Но это значит, что постмодернисты имеют дело уже не с тем пониманием деятельности, которое до сих пор фигурировало в философии и науках о человеке, включая психологию. По крайней мере, я не могу считать постмодернистскую философию версией деятельностного подхода.
Но если согласиться с постмодернистами, тогда нужно отказаться от многих традиций и ценностей европейской культуры. Одна из таких ценностей, идущая от христианства, легшего в основание этой культуры, – это признание субъективного мира, «внутреннего человека», не зависимого в своих решениях от конкретной ситуации и от давления социальных обстоятельств (декартовское понимание внутреннего мира как чего-то принципиально отличного от мира внешнего – лишь одна из версий этой идеи).

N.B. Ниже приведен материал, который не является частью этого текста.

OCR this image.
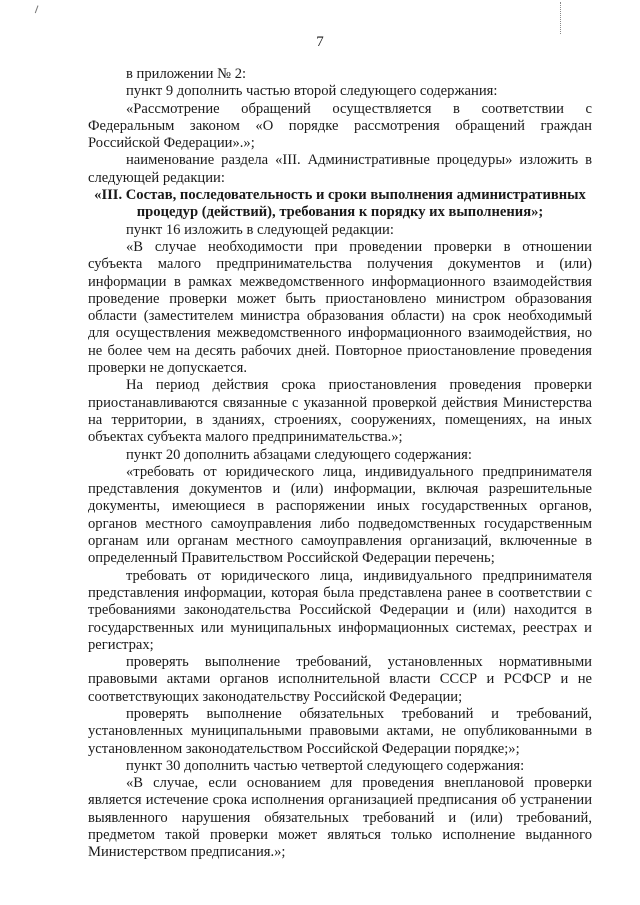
7

в приложении № 2:

пункт 9 дополнить частью второй следующего содержания:

«Рассмотрение обращений осуществляется в соответствии с Федеральным законом «О порядке рассмотрения обращений граждан Российской Федерации».»;

наименование раздела «III. Административные процедуры» изложить в следующей редакции:

«III. Состав, последовательность и сроки выполнения административных процедур (действий), требования к порядку их выполнения»;

пункт 16 изложить в следующей редакции:

«В случае необходимости при проведении проверки в отношении субъекта малого предпринимательства получения документов и (или) информации в рамках межведомственного информационного взаимодействия проведение проверки может быть приостановлено министром образования области (заместителем министра образования области) на срок необходимый для осуществления межведомственного информационного взаимодействия, но не более чем на десять рабочих дней. Повторное приостановление проведения проверки не допускается.

На период действия срока приостановления проведения проверки приостанавливаются связанные с указанной проверкой действия Министерства на территории, в зданиях, строениях, сооружениях, помещениях, на иных объектах субъекта малого предпринимательства.»;

пункт 20 дополнить абзацами следующего содержания:

«требовать от юридического лица, индивидуального предпринимателя представления документов и (или) информации, включая разрешительные документы, имеющиеся в распоряжении иных государственных органов, органов местного самоуправления либо подведомственных государственным органам или органам местного самоуправления организаций, включенные в определенный Правительством Российской Федерации перечень;

требовать от юридического лица, индивидуального предпринимателя представления информации, которая была представлена ранее в соответствии с требованиями законодательства Российской Федерации и (или) находится в государственных или муниципальных информационных системах, реестрах и регистрах;

проверять выполнение требований, установленных нормативными правовыми актами органов исполнительной власти СССР и РСФСР и не соответствующих законодательству Российской Федерации;

проверять выполнение обязательных требований и требований, установленных муниципальными правовыми актами, не опубликованными в установленном законодательством Российской Федерации порядке;»;

пункт 30 дополнить частью четвертой следующего содержания:

«В случае, если основанием для проведения внеплановой проверки является истечение срока исполнения организацией предписания об устранении выявленного нарушения обязательных требований и (или) требований, предметом такой проверки может являться только исполнение выданного Министерством предписания.»;
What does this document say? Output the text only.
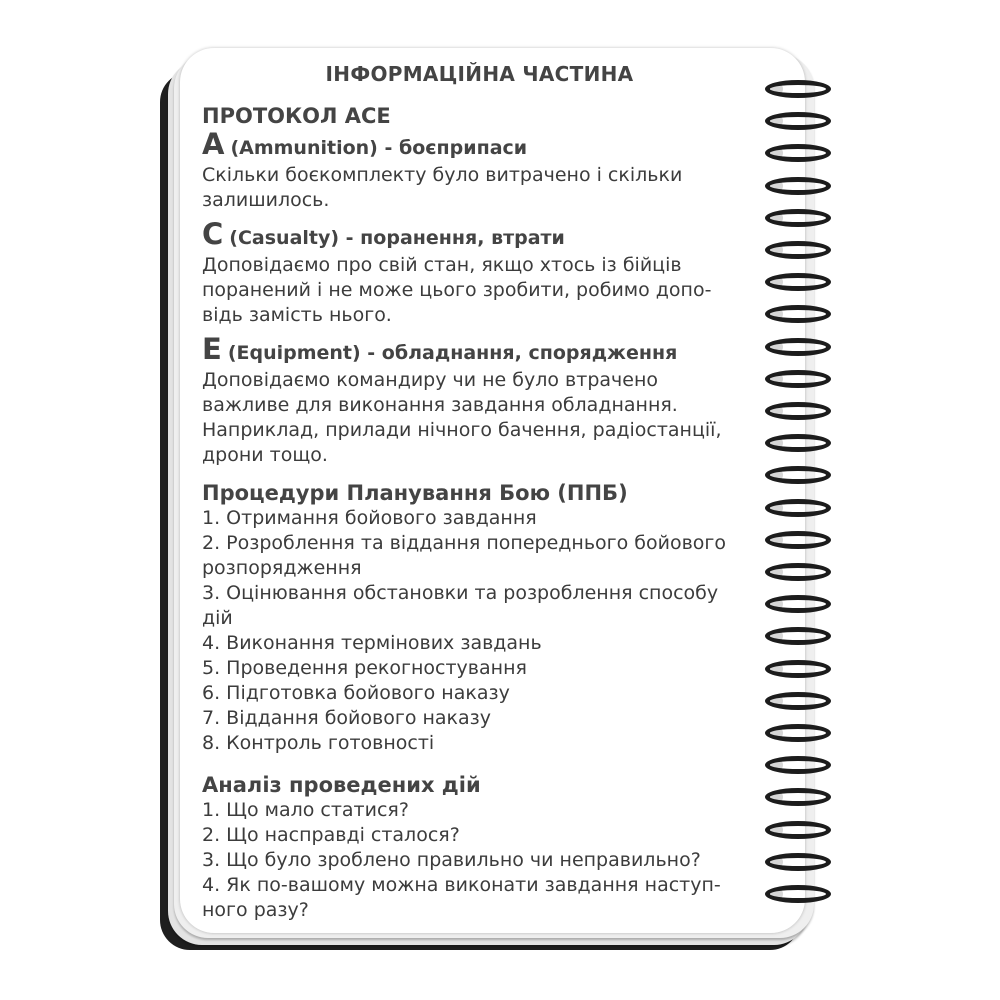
ІНФОРМАЦІЙНА ЧАСТИНА
ПРОТОКОЛ ACE
A (Ammunition) - боєприпаси
Скільки боєкомплекту було витрачено і скільки
залишилось.
C (Casualty) - поранення, втрати
Доповідаємо про свій стан, якщо хтось із бійців
поранений і не може цього зробити, робимо допо-
відь замість нього.
E (Equipment) - обладнання, спорядження
Доповідаємо командиру чи не було втрачено
важливе для виконання завдання обладнання.
Наприклад, прилади нічного бачення, радіостанції,
дрони тощо.
Процедури Планування Бою (ППБ)
1. Отримання бойового завдання
2. Розроблення та віддання попереднього бойового
розпорядження
3. Оцінювання обстановки та розроблення способу
дій
4. Виконання термінових завдань
5. Проведення рекогностування
6. Підготовка бойового наказу
7. Віддання бойового наказу
8. Контроль готовності
Аналіз проведених дій
1. Що мало статися?
2. Що насправді сталося?
3. Що було зроблено правильно чи неправильно?
4. Як по-вашому можна виконати завдання наступ-
ного разу?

Вместе с тем нельзя не признать, что постмодернисты верно отмечают: Я, субъект с его внутренним миром не являются чем-то непосредственно данным, как это полагали в течение долгого времени многие представители европейской философии, а в известном смысле являются чем-то созданным, сконструированным. Они правы и в другом: ситуация в современной культуре с ее сложными потоками коммуникаций такова, что Я как единство сознания и как центр принятия решений оказывается под угрозой. Однако из отмеченных ими реальных фактов в действительности следует другой вывод: те деятельности, осуществление которых означает конституирование субъекта, в современных условиях во все большей степени предполагают уже не их стихийное протекание (в качестве квазиестественных), а целенаправленное проектирование.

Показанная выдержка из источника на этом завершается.